Junior quarterback Brent Riley, making his second career start, thrived in the first half, throwing for a pair of touchdowns, including a 77-yard completion to Carter Morton, who weaved his way through the Perry defense early in the second period, punctuating the two-score lead. Riley finished the game with 258 yards passing but threw three picks in the second half, including an interception with under seven minutes to go, setting up Perry’s first and only score.

Greene County was shutout in the second half, an offense marred by several drive-killing penalties. At least two touchdowns were wiped off the board due to infractions – one each in the first and second halves – while other promising drives stalled in Perry territory. 

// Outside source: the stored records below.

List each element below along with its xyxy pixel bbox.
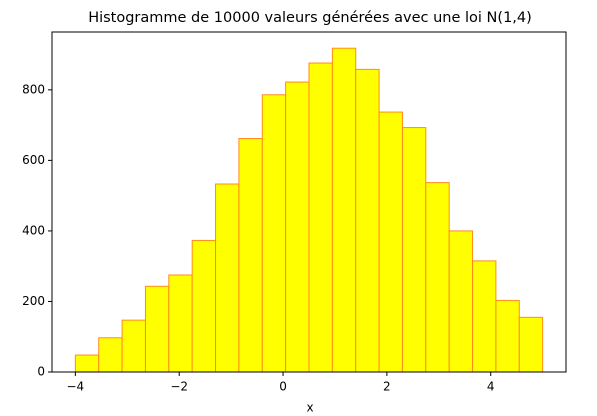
bar [495, 299, 520, 373]
bar [215, 183, 240, 373]
x-tick-label: −2 [170, 380, 188, 394]
bar [285, 81, 310, 373]
bar [355, 68, 380, 373]
y-tick-label: 200 [22, 294, 45, 308]
bar [261, 94, 287, 373]
bar [121, 319, 146, 373]
bar [144, 285, 170, 373]
bar [308, 62, 333, 373]
x-tick-label: 0 [279, 380, 287, 394]
bar [191, 239, 217, 373]
x-tick-label: 4 [487, 380, 495, 394]
y-tick-label: 0 [37, 365, 45, 379]
bar [331, 47, 357, 373]
plot-frame [51, 31, 567, 373]
x-tick-label: −4 [67, 380, 85, 394]
x-axis-label: x [306, 401, 313, 415]
bar [168, 274, 193, 373]
y-tick-label: 600 [22, 153, 45, 167]
y-tick-label: 400 [22, 223, 45, 237]
chart-title: Histogramme de 10000 valeurs générées av… [88, 10, 532, 26]
bar [74, 354, 100, 373]
bar [98, 337, 123, 373]
bar [425, 182, 450, 373]
bar [448, 230, 474, 373]
bar [401, 127, 427, 373]
bar [238, 138, 263, 373]
x-tick-label: 2 [383, 380, 391, 394]
bar [378, 111, 403, 373]
y-tick-label: 800 [22, 82, 45, 96]
bar [472, 260, 497, 373]
bar [518, 316, 544, 373]
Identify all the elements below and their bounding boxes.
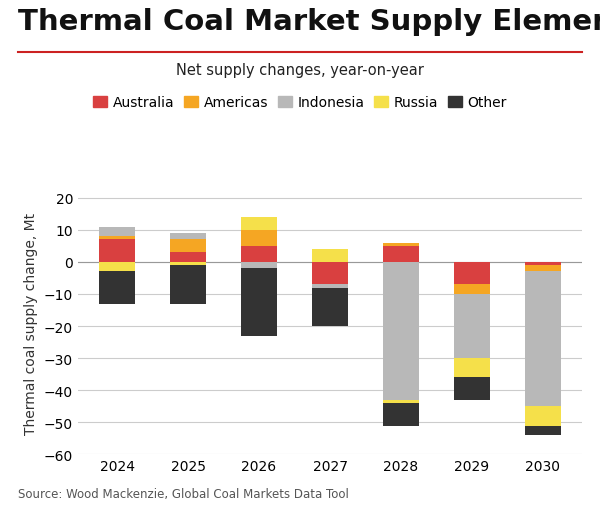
Bar xyxy=(383,400,419,403)
Bar xyxy=(311,288,349,326)
Bar xyxy=(98,263,136,272)
Bar xyxy=(524,263,562,266)
Bar xyxy=(170,266,206,304)
Bar xyxy=(524,272,562,407)
Bar xyxy=(241,269,277,336)
Bar xyxy=(241,263,277,269)
Bar xyxy=(454,294,490,359)
Bar xyxy=(170,252,206,263)
Bar xyxy=(524,407,562,426)
Y-axis label: Thermal coal supply change, Mt: Thermal coal supply change, Mt xyxy=(25,213,38,434)
Bar xyxy=(241,218,277,230)
Bar xyxy=(524,266,562,272)
Bar xyxy=(454,285,490,294)
Bar xyxy=(170,240,206,252)
Bar xyxy=(311,285,349,288)
Bar xyxy=(98,272,136,304)
Bar xyxy=(241,246,277,263)
Text: Net supply changes, year-on-year: Net supply changes, year-on-year xyxy=(176,63,424,78)
Bar xyxy=(311,249,349,263)
Bar xyxy=(454,263,490,285)
Text: Thermal Coal Market Supply Elements: Thermal Coal Market Supply Elements xyxy=(18,8,600,35)
Bar xyxy=(170,233,206,240)
Bar xyxy=(170,263,206,266)
Bar xyxy=(454,378,490,400)
Bar xyxy=(241,230,277,246)
Text: Source: Wood Mackenzie, Global Coal Markets Data Tool: Source: Wood Mackenzie, Global Coal Mark… xyxy=(18,487,349,500)
Bar xyxy=(524,426,562,435)
Legend: Australia, Americas, Indonesia, Russia, Other: Australia, Americas, Indonesia, Russia, … xyxy=(88,90,512,115)
Bar xyxy=(98,240,136,263)
Bar xyxy=(454,359,490,378)
Bar xyxy=(383,243,419,246)
Bar xyxy=(383,403,419,426)
Bar xyxy=(383,263,419,400)
Bar xyxy=(383,246,419,263)
Bar xyxy=(98,227,136,237)
Bar xyxy=(311,263,349,285)
Bar xyxy=(98,237,136,240)
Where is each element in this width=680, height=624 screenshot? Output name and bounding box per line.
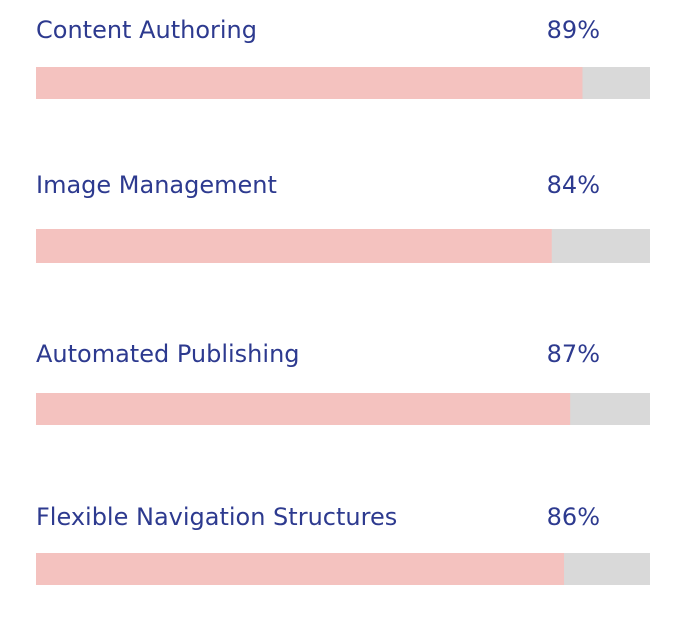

“We’ve got to get better. We are just inefficient,” Moore said. “We had penalties, but we faced adversity, we fought through it and won the game.”

Coach Moore sees the potential in his quarterback, as he showed an awareness to move around in the pocket, but some of his mistakes came when he tried to force the issue. 

“He’s got to be a little more on. He’s been on for the last nine months, at seven-on-seven and in practice but the lights were a little bright tonight,” Moore said. “He didn’t play his best game, but the receivers have to run more crisp routes and we have to establish the run a little more to help all of that. I never felt we got in a rhythm. I thought we called a good game, but we never got in a rhythm and hat’s hard when you’re on offense. 

Despite the lackluster offense, the penalties, the late turnovers and a three-hour game, Moore was pleased with the final outcome. 

“All things aside, I’m really happy to be one and o. Half the team’s in the state aren’t,” Moore said. “So a rivalry game to win it like that, we’re certainly excited.”

The Rams host non-district foe Nevada Friday night in their home opener. The Cubs lost their week one contest in a shootout, as North Polk prevailed, 49-35. The two teams were dead-locked at 35 late in the fourth quarter when the Comets scored two touchdowns in the final 37 seconds, including a pick-six a mere 12 seconds after their go-ahead score. Both teams lit up the scoreboard through the air, scoring a combined 55 points over the final two quarters. 

Eliminating mistakes will be a key, Hoyle said. That, and outworking their opponent. 

“We’ve got to (stay) in shape and we’ve got to limit the cramps,” lineman Bryce Hoyle said. “(If we) limit the penalties, it’s a different ballgame.”

Friday’s kick is set for 7:30 p.m. at Linduska Field in Jefferson.